Goal: Protect your skin and eyes from UV rays, and avoid getting eaten by mosquitoes, ticks, and black flies.

For sun protection, a travel sunscreen or zinc oxide (reapply what you sweat off), sunglasses, and a visor or hat. Similarly, repellant applied at the trailhead is usually sweat off by the summit - like me, you’ve been chased down the trail for miles by horseflies screaming “just bite already!” - there’s value in carrying a mini spray in your pack.

7. Illumination (Light)

Goal: Be able to safely descend on the trail after sunset, or use as a signaling device.

One of the first lessons I learned mountain running is that routes often take wayyyy longer than you’d expected. It’s nerve-wracking to be chasing the sunset as you descend a ridge knowing you didn’t bring a headlamp.


In addition…rushing to beat the sunset can lead to slips, falls, and injuries.

A headlamp is one of the smallest, cheapest, and most useful items. Mine lives in my pack year-round.

  • Headlamp (this BD Spot is ~ $25-30)

  • Spare Batteries

8. Shelter

Goal: be able to survive (not necessarily “enjoy”) an unplanned night outdoors.

I didn’t carry one of these until I ran a mountain ultra that required it as part of the kit and thought…why have I not done so before? No one wants to spend a night on the trail. But, if it happens, an emergency bivy or space blanket can provide critical insulation and protection to help increase your odds of survival. Relatively inexpensive and small.

  • Emergency bivy - $18-$35 (different insulation levels).

9. Oh Shit Kit

Ok, this one’s my own term.

Goal: be able to deal with emergencies and unpleasant situations when one (or many…) things have gone wrong. This covers a couple bases from the original Essentials list.

Adjust based on your own needs and preferences. I like this stuff to be kept in a separate pouch or zip lock so it’s easy to find. Most likely, if I’m having to bust this out…things are not going great, and I’m tired, cold, hungry or all three.

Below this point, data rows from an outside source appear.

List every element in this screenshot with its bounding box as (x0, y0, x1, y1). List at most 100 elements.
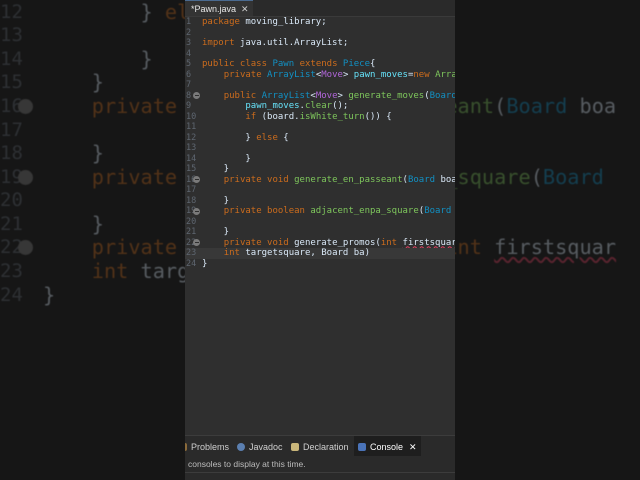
code-line[interactable]: 1 package moving_library; (185, 17, 455, 28)
code-token: else (256, 132, 278, 143)
code-line[interactable]: 16 private void generate_en_passeant(Boa… (185, 175, 455, 186)
javadoc-icon (237, 443, 245, 451)
line-number: 21 (186, 227, 197, 237)
code-line[interactable]: 22 private void generate_promos(int firs… (185, 238, 455, 249)
code-line[interactable]: 5 public class Pawn extends Piece{ (185, 59, 455, 70)
code-token: pawn_moves (245, 101, 300, 111)
code-line[interactable]: 2 (185, 28, 455, 39)
code-token: private void (223, 237, 289, 248)
line-number: 11 (186, 122, 197, 132)
problems-icon (185, 443, 187, 451)
code-line[interactable]: 14 } (185, 154, 455, 165)
code-line[interactable]: 21 } (185, 227, 455, 238)
line-number: 13 (186, 143, 197, 153)
line-number: 18 (186, 195, 197, 206)
code-token: firstsquar (494, 235, 617, 260)
close-icon[interactable]: ✕ (409, 442, 417, 452)
code-token: } (202, 153, 251, 164)
code-line[interactable]: 8 public ArrayList<Move> generate_moves(… (185, 91, 455, 102)
code-token: private (223, 69, 262, 80)
code-line[interactable]: 4 (185, 49, 455, 60)
code-text: } (202, 259, 207, 270)
declaration-icon (291, 443, 299, 451)
code-text: } (43, 71, 104, 95)
code-token: firstsquar (402, 237, 455, 248)
code-text: if (board.isWhite_turn()) { (202, 112, 391, 123)
line-number: 1 (186, 17, 192, 27)
close-icon[interactable]: ✕ (241, 4, 249, 14)
eclipse-editor: *Pawn.java ✕ 1 package moving_library; 2 3 im… (185, 0, 455, 480)
code-token: int (380, 237, 398, 248)
editor-tab-bar: *Pawn.java ✕ (185, 0, 455, 17)
code-token: > (337, 90, 349, 101)
code-token: Board (542, 164, 604, 189)
code-line[interactable]: 6 private ArrayList<Move> pawn_moves=new… (185, 70, 455, 81)
code-token: } (202, 164, 230, 174)
line-number: 5 (186, 59, 192, 69)
code-token: generate_en_passeant (294, 174, 403, 185)
tab-label: Javadoc (249, 442, 283, 452)
code-token: Board (506, 93, 568, 118)
fold-collapse-icon (18, 169, 33, 185)
tab-console[interactable]: Console ✕ (354, 436, 421, 456)
code-token: ArrayList (267, 69, 316, 80)
tab-declaration[interactable]: Declaration (291, 436, 349, 456)
line-number: 17 (0, 118, 23, 141)
bottom-tabs: Problems Javadoc Declaration Console ✕ (185, 436, 455, 456)
code-line[interactable]: 24} (185, 259, 455, 270)
code-text: private ArrayList<Move> pawn_moves=new A… (202, 70, 455, 81)
tab-problems[interactable]: Problems (185, 436, 229, 456)
code-text: private void generate_promos(int firstsq… (202, 238, 455, 249)
bottom-panel: Problems Javadoc Declaration Console ✕ co… (185, 435, 455, 480)
code-token: } (43, 211, 104, 236)
line-number: 7 (186, 80, 192, 90)
code-token: boa (567, 93, 617, 118)
code-text: } (43, 141, 104, 166)
code-line[interactable]: 12 } else { (185, 133, 455, 144)
code-line[interactable]: 13 (185, 143, 455, 154)
code-token: package (202, 17, 240, 27)
tab-javadoc[interactable]: Javadoc (237, 436, 283, 456)
code-text: int targetsquare, Board ba) (202, 248, 370, 259)
code-line[interactable]: 11 (185, 122, 455, 133)
code-line[interactable]: 18 } (185, 196, 455, 207)
code-token: public (223, 90, 257, 101)
code-token: generate_moves (348, 90, 425, 101)
code-text: public class Pawn extends Piece{ (202, 59, 375, 70)
code-line[interactable]: 3 import java.util.ArrayList; (185, 38, 455, 49)
code-text: private boolean adjacent_enpa_square(Boa… (202, 206, 452, 217)
code-token: new (413, 69, 430, 80)
code-token: } (43, 282, 56, 307)
code-text: } (43, 282, 56, 308)
code-line[interactable]: 10 if (board.isWhite_turn()) { (185, 112, 455, 123)
fold-collapse-icon[interactable] (193, 92, 200, 99)
code-line[interactable]: 7 (185, 80, 455, 91)
code-line[interactable]: 15 } (185, 164, 455, 175)
fold-collapse-icon[interactable] (193, 239, 200, 246)
code-token: private void (223, 174, 289, 185)
fold-collapse-icon[interactable] (193, 176, 200, 183)
code-line[interactable]: 20 (185, 217, 455, 228)
code-text: private void generate_en_passeant(Board … (202, 175, 455, 186)
code-line[interactable]: 9 pawn_moves.clear(); (185, 101, 455, 112)
code-token: } (43, 46, 153, 71)
code-text: } (43, 46, 153, 72)
code-token: } (43, 70, 104, 95)
line-number: 10 (186, 111, 197, 122)
line-number: 17 (186, 185, 197, 195)
code-text: } (202, 227, 229, 238)
code-line[interactable]: 23 int targetsquare, Board ba) (185, 248, 455, 259)
code-line[interactable]: 19 private boolean adjacent_enpa_square(… (185, 206, 455, 217)
fold-collapse-icon[interactable] (193, 207, 200, 215)
code-token: Move (321, 69, 343, 80)
code-area[interactable]: 1 package moving_library; 2 3 import java.ut… (185, 17, 455, 269)
code-line[interactable]: 17 (185, 185, 455, 196)
tab-pawn-java[interactable]: *Pawn.java ✕ (185, 0, 253, 16)
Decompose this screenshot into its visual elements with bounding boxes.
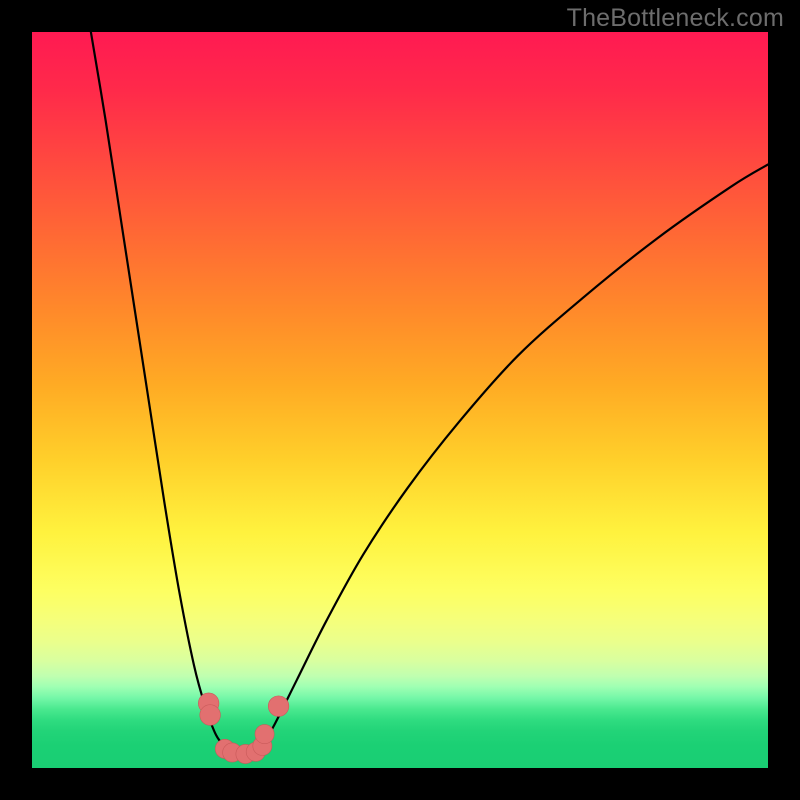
data-marker: [255, 725, 274, 744]
data-marker: [200, 705, 221, 726]
plot-area: [32, 32, 768, 768]
curve-right-curve: [260, 164, 768, 749]
curve-layer: [32, 32, 768, 768]
chart-frame: TheBottleneck.com: [0, 0, 800, 800]
curve-group: [91, 32, 768, 754]
watermark-text: TheBottleneck.com: [567, 4, 784, 33]
curve-left-curve: [91, 32, 227, 750]
data-marker: [268, 696, 289, 717]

  • Fire: Waterproof matches or lighter

  • Multitool / Knife: part of my repair kit

  • Repair kit supplies: varies! a bit of cord, duct tape or gear tape, a spare shoelace, safety pins

  • Batteries: mine live here so they’re easy to find (because I might need to find them in the dark)

10. First Aid Kit

Goal: be able to deal with common trail injuries and (ideally) prevent an unpleasant time from becoming an emergency. In addition to carrying supplies, know first aid basics of how and when to use ‘em.

Again, adjust based on your own needs. My recommendation is to consider:

  • Medication: any medication you take daily/regularly (including things like an EpiPen if you have one!), pain medication (tylenol, advil), antihistamine (Benadryl).

  • Cut, Abrasion, Blister Care: bandages, “second skin” adhesive, gauze pads, butterfly closures, tape, antibiotic cream, antiseptic wipes

  • Strains or sprains: ace bandage or leukotape wrap, pins, tape.